Beautiful vamps with a line in poisoned lipstick and purse-sized guns have been a stock in trade of spy thrillers. From Greta Garbo's glitzy screen portrait of Mata Hari in 1933 to the vixens of the Bond films, women and military intelligence have been seen as a recipe for disaster. E.H. Cookridge (MI6, retired) once wrote that the British secret service viewed female agents with hearty scepticism. "However clever," he warned, "they are always liable to change sides for the sake of a new dress."
The Home Office announcement this week that Stella Rimington, a 56-year-old mother of two, has been appointed head of MI5 has knocked another hole in this espionage fantasy. Mrs Rimington, one of MI5's two deputy-directors, has spent 22 years within the organisation, and once headed a section dealing with domestic subversion.
But whether having a woman control such a powerful agency will change public perceptions about women's role in espionage remains to be seen. In fiction, film and even histories of intelligence, women have been portrayed either as long-suffering secretaries with crushes on their bosses, or callous "honeytraps", hitting men where they are most vulnerable. Yet recent revelations from Eastern Europe have highlighted their importance as analysts of military and political intelligence.
Last month, one of the Soviet Union's most successful women agents, Ruth Werner, arrived back in Britain after a 40-year absence, to promote Sonya's Report, a book about her espionage career. First recruited in Shanghai when seven months pregnant, she accepted the risk, although capture meant almost certain death. Codenamed "Sonya", she eventually had three children by three different fathers, and realised that since no security service would suspect a woman knee-deep in nappies, she had an excellent cover. This was a rationalisation for having her children, whom she passionately wanted, in such dangerous circumstances. After working in Manchuria, Poland and Switzerland, she settled in Oxford, by now married to an Englishman and fellow agent. Her cover as an ordinary refugee housewife enabled her to transmit to Moscow for almost nine years.

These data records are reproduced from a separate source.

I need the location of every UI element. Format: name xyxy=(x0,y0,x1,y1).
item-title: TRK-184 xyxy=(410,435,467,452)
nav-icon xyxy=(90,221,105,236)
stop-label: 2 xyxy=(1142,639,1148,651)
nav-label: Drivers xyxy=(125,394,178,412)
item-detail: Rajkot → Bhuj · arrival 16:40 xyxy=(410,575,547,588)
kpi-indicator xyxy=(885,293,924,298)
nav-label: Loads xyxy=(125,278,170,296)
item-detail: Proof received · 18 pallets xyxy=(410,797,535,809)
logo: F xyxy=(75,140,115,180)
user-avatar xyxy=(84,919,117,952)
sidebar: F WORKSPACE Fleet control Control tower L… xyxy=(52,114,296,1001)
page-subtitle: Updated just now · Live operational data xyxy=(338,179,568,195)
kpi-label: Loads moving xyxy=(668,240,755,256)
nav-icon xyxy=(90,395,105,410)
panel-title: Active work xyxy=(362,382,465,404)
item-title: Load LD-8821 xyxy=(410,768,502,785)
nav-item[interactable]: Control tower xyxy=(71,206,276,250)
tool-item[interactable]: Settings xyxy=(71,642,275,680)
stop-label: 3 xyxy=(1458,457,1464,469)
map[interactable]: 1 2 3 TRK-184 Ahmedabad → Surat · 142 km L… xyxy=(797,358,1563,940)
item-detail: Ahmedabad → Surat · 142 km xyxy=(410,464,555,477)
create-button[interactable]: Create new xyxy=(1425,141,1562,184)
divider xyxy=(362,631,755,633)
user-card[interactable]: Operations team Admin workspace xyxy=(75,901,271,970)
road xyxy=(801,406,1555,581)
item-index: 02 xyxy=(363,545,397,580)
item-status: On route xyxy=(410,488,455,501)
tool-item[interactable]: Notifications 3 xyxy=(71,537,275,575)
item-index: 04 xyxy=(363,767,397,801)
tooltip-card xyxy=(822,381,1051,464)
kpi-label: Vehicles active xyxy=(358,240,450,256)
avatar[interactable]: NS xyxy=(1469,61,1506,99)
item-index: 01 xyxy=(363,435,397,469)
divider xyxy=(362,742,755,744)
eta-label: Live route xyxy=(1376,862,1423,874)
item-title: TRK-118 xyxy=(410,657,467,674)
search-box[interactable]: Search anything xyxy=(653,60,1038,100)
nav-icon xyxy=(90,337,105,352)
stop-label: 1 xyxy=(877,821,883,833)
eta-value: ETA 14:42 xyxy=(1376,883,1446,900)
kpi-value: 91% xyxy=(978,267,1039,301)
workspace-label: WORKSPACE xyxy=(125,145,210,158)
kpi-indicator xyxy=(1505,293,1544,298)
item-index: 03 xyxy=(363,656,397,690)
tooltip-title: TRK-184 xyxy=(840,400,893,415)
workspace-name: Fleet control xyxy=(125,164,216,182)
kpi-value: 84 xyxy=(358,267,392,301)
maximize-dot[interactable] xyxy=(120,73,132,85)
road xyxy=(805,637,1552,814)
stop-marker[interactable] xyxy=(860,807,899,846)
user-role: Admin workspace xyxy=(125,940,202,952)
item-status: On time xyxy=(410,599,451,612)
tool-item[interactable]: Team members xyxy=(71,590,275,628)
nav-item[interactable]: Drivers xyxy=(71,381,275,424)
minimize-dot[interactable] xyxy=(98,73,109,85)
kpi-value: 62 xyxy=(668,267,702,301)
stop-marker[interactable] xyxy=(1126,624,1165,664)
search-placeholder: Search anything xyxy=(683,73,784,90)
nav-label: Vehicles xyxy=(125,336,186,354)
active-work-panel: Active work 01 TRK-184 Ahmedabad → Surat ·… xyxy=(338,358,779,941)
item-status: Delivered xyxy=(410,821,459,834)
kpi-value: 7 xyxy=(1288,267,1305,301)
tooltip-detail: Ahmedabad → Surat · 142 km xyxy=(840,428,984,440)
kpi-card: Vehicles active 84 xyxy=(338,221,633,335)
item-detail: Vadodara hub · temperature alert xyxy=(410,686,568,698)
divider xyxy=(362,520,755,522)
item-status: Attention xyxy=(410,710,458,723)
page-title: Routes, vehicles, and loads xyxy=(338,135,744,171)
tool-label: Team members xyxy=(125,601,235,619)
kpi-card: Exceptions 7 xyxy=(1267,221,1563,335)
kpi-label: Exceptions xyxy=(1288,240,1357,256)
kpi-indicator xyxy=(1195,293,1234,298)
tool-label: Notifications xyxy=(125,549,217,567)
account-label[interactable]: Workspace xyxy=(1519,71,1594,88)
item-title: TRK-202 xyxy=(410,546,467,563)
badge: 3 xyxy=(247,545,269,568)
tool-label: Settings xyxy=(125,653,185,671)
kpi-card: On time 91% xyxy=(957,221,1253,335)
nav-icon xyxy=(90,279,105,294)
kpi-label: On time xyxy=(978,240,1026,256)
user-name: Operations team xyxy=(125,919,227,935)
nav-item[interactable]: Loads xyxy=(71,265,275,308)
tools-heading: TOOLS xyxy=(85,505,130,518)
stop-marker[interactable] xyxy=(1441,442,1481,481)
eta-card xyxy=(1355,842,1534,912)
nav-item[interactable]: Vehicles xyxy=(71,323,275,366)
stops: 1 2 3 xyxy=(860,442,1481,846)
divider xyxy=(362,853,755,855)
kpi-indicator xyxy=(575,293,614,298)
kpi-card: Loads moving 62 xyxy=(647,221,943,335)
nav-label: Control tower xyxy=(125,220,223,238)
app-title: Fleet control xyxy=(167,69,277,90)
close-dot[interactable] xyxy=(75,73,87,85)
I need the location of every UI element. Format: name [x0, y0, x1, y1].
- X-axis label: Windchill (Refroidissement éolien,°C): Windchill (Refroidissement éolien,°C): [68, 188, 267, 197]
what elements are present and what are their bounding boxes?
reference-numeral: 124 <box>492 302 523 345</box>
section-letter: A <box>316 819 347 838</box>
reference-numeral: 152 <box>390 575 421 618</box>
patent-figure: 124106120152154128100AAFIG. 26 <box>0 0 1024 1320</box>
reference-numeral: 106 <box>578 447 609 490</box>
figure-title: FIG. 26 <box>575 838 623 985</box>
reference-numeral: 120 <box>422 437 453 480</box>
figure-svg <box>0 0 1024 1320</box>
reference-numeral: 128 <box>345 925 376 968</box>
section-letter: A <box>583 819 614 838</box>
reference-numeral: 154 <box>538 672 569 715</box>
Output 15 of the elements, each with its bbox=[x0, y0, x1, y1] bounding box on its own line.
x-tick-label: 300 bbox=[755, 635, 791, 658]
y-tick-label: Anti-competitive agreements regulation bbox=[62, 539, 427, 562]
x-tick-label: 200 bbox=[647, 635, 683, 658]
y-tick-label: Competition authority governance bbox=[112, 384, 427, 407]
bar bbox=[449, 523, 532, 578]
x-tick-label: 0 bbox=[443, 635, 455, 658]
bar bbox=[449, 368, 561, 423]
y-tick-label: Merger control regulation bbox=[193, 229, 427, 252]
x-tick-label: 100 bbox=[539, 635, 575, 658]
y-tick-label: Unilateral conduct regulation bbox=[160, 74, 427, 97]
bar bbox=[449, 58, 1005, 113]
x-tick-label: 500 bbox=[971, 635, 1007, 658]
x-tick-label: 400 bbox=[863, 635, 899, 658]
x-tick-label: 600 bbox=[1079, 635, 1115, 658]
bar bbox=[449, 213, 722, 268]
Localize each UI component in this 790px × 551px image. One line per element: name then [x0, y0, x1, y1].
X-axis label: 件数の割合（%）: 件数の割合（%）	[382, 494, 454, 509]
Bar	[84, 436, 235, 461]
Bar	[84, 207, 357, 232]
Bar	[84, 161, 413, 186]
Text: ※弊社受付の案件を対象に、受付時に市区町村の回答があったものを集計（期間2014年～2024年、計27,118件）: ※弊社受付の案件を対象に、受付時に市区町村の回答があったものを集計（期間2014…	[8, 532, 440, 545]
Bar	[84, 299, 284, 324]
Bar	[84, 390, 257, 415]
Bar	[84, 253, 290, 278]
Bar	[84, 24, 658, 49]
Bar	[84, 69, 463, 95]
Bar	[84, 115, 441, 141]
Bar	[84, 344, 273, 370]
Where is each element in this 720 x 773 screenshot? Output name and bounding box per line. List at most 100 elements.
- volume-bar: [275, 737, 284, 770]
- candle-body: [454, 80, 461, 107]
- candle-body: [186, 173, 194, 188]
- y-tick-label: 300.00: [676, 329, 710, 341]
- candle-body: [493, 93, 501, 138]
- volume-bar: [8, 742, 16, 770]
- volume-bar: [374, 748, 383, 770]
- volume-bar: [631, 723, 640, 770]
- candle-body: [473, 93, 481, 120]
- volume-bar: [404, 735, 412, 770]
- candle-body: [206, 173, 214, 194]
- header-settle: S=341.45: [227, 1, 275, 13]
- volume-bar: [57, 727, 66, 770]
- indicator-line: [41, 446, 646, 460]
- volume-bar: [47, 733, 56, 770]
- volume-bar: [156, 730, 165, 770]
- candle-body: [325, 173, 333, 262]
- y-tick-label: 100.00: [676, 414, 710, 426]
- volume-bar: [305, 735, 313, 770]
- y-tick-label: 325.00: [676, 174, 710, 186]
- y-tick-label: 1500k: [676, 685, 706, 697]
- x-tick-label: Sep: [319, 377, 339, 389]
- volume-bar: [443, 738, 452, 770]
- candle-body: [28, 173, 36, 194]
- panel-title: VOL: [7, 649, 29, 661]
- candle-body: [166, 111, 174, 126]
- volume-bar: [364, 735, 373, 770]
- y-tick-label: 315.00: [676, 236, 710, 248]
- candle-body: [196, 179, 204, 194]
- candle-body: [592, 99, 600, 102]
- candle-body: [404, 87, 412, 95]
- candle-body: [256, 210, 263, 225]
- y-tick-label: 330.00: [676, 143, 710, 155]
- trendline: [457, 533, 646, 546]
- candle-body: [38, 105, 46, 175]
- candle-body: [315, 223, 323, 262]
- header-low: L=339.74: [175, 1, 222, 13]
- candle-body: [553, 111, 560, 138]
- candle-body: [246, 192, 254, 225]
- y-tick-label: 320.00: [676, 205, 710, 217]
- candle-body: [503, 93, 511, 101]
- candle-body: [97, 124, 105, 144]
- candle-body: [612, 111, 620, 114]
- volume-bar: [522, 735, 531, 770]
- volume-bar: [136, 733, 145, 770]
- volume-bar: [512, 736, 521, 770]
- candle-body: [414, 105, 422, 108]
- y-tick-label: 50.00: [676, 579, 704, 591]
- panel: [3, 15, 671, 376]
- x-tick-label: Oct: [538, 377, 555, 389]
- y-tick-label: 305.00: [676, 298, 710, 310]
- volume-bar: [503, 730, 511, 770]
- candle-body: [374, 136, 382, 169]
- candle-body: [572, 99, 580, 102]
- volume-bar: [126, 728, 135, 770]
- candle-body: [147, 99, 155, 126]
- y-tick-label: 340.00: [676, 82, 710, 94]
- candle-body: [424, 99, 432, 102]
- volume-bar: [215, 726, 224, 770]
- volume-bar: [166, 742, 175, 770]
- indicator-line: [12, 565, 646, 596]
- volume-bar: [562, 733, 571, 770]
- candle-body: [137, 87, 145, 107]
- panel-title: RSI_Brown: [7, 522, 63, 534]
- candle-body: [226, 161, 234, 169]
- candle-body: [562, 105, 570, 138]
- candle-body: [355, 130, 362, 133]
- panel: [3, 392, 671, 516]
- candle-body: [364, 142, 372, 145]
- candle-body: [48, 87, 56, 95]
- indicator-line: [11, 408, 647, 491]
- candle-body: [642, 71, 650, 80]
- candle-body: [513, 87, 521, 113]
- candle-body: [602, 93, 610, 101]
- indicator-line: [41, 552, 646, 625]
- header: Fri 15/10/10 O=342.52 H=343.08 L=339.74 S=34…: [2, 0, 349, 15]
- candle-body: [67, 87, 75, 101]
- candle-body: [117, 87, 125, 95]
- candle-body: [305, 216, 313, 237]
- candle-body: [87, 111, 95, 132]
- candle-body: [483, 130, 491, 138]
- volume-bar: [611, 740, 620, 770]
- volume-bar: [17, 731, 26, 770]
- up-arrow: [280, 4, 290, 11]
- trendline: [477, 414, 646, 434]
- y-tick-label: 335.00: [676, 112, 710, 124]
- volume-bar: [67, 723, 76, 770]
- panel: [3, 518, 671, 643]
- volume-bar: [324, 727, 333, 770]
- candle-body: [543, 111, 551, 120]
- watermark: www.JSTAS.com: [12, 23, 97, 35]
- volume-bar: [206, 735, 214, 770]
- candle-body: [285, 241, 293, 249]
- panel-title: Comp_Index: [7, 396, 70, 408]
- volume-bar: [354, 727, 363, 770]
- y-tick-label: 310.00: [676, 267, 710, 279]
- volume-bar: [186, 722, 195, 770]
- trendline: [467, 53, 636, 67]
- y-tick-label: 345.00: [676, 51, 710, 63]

In a recent interview, Ruth Werner brushed off any suggestion that her information came from pillow talk, saying "I am not a spy-thriller woman". Her story, however, is by no means anomalous. Women, both allied and enemy, have been involved in gathering military and political information since 1914. Most of them have refused to feed the sexual fantasy associated with their work. Marthe Richard, a French agent during the first world war, balked at orders to seduce Baron von Krohn, the German naval attache in Madrid. Although she eventually complied and sent vital information to Paris, she argued with her spymaster, Georges Ladoux, that there were more effective means of gaining the enemy's trust.
The methods of women spies have often been unconventional: Marthe Richard's lapdog provided endless excuses for snooping; Edith Katona recruited her mother for difficult missions in Italy and France during the second war, while double-agent Lily Sergueiev gained a German officer's trust in Paris by listening to his complaints about his mistress.
Nor has the traffic in information been all one way. In the mid Eighties, 25 Bonn secretaries were charged with handing over vital documents to their KGB boyfriends. In a reversal of the usual "honeytrap", Margret Hoke, who served five West German presidents, was charged in 1985 with leaking classified information to her KGB lover, Franz Becker. "That he was six years younger than me disturbed me at first, but he always seemed to dispel my doubts," testified the 52-year-old Hoke. 'He told me he wasn't interested in younger women."
Female spymasters, however, have been rare. At the outbreak of war in 1914, Britain's registry of enemy aliens was run by a Miss Lomax, who was praised by Sir Vernon Kell, MI5's first head, as a "paragon of efficiency". During the second world war, there were a few outstanding examples, such as Marie-Madeleine Fourcade, who ran a resistance network of 3,000 in France, and Vera Atkins who trained agents to "set Europe ablaze" for the Special Operation Executive. More recently, the MI6 career of Dame Daphne Park was revealed in 1988, in the memoirs of BBC director-general, Alasdair Milne.
Despite the evidence, spy fiction has clung to its Mata Haris. But now the promotion of women such as Stella Rimington, and the flood of memoirs from Eastern European agents may force espionage pundits and authors to revamp their vamps. Perhaps Mrs Rimington will even help to ditch the old FBI adage that "there has never been an espionage case in which sex did not play a part".